A former butcher and an occasional floor manager at the abattoir Simon !Uri-Khob said he worked at the place from 2004 until it closed in 2015. “The last conversation we had was that Agribank took over the place and that heavily touched us that we were jobless. But we can’t even go to them now and ask for our money because they allegedly do not have money,” recalled !Uri-Khob.
Another excuse some workers were given is that the company forked out a lot of money on legal fees. “The case has dragged on for long and to date, we have not received anything. This [the abattoir] is the only place which slightly elevated Witvlei. There was a little bit of development in the place because of the job opportunities the abattoir created but ever since it closed, Witvlei looks like those weird deserted villages or something like a ghost village,” he said. !Uri-Khob added that alcohol abuse at the village was rampant.
“There are now alcohol places, a lot of unfair treatment from the whites here, thievery has taken over and those who were once breadwinners are now in jail with rape allegations levelled against them,” he said.
The former butcher said his means of survival is doing small jobs occasionally.
He said his only wish is that the government finds ways to open the abattoir because of its long-term benefits.

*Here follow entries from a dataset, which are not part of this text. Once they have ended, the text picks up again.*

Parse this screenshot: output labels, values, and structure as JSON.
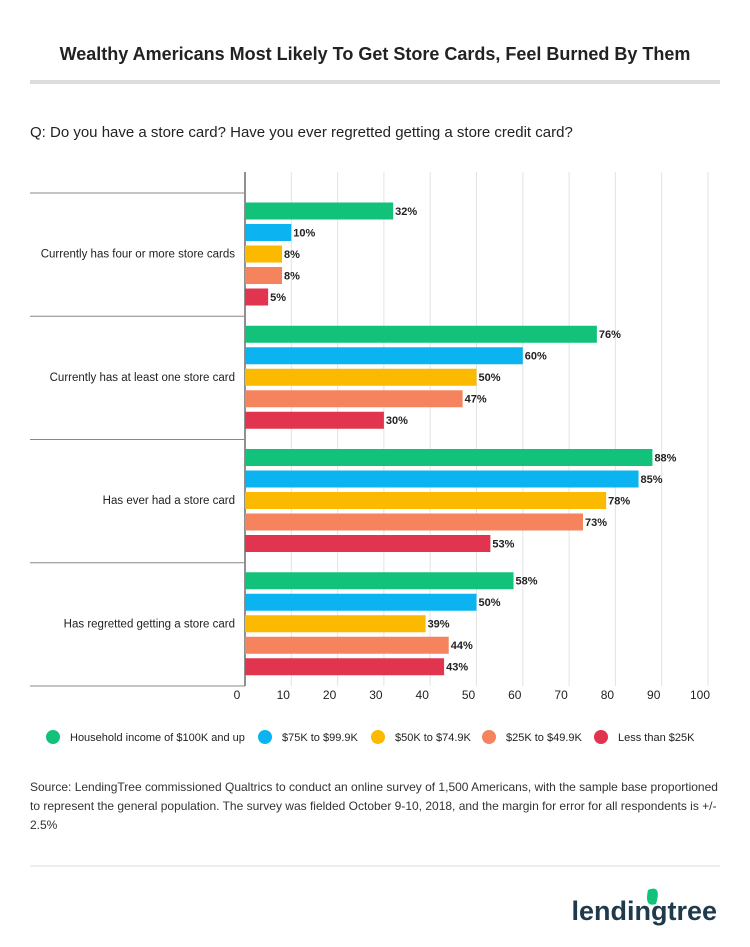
{
  "chart_data": {
    "type": "bar",
    "orientation": "horizontal",
    "title": "Wealthy Americans Most Likely To Get Store Cards, Feel Burned By Them",
    "subtitle": "Q:  Do you have a store card? Have you ever regretted getting a store credit card?",
    "categories": [
      "Currently has four or more store cards",
      "Currently has at least one store card",
      "Has ever had a store card",
      "Has regretted getting a store card"
    ],
    "series": [
      {
        "name": "Household income of $100K and up",
        "color": "#12c27a",
        "values": [
          32,
          76,
          88,
          58
        ],
        "value_labels": [
          "32%",
          "76%",
          "88%",
          "58%"
        ]
      },
      {
        "name": "$75K to $99.9K",
        "color": "#0bb4f0",
        "values": [
          10,
          60,
          85,
          50
        ],
        "value_labels": [
          "10%",
          "60%",
          "85%",
          "50%"
        ]
      },
      {
        "name": "$50K to $74.9K",
        "color": "#fbb900",
        "values": [
          8,
          50,
          78,
          39
        ],
        "value_labels": [
          "8%",
          "50%",
          "78%",
          "39%"
        ]
      },
      {
        "name": "$25K to $49.9K",
        "color": "#f5845e",
        "values": [
          8,
          47,
          73,
          44
        ],
        "value_labels": [
          "8%",
          "47%",
          "73%",
          "44%"
        ]
      },
      {
        "name": "Less than $25K",
        "color": "#e0344f",
        "values": [
          5,
          30,
          53,
          43
        ],
        "value_labels": [
          "5%",
          "30%",
          "53%",
          "43%"
        ]
      }
    ],
    "xlim": [
      0,
      100
    ],
    "xticks": [
      0,
      10,
      20,
      30,
      40,
      50,
      60,
      70,
      80,
      90,
      100
    ],
    "grid": true,
    "legend": "bottom",
    "source": "Source: LendingTree commissioned Qualtrics to conduct an online survey of 1,500 Americans, with the sample base proportioned to represent the general population. The survey was fielded October 9-10, 2018, and the margin for error for all respondents is +/- 2.5%",
    "brand": "lendingtree"
  }
}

“It doesn’t only affect Witvlei, it affects the entire Omaheke region and ultimately the country because it was not only Witvlei residents who used to work here, it is people from all over. We would appreciate it if the government considers this. Keep us in their thoughts and find ways to reopen the abattoir or work with those who owned it to have it operational again,” added !Uri-Khob.
In mid-2006, Witvlei Meat started operations at the abattoir by renting it from Agribank with an option to buy the plant for N$15 million. This, however, never happened and both parties were entangled in bitter disputes and legal battles in the highest courts of the country.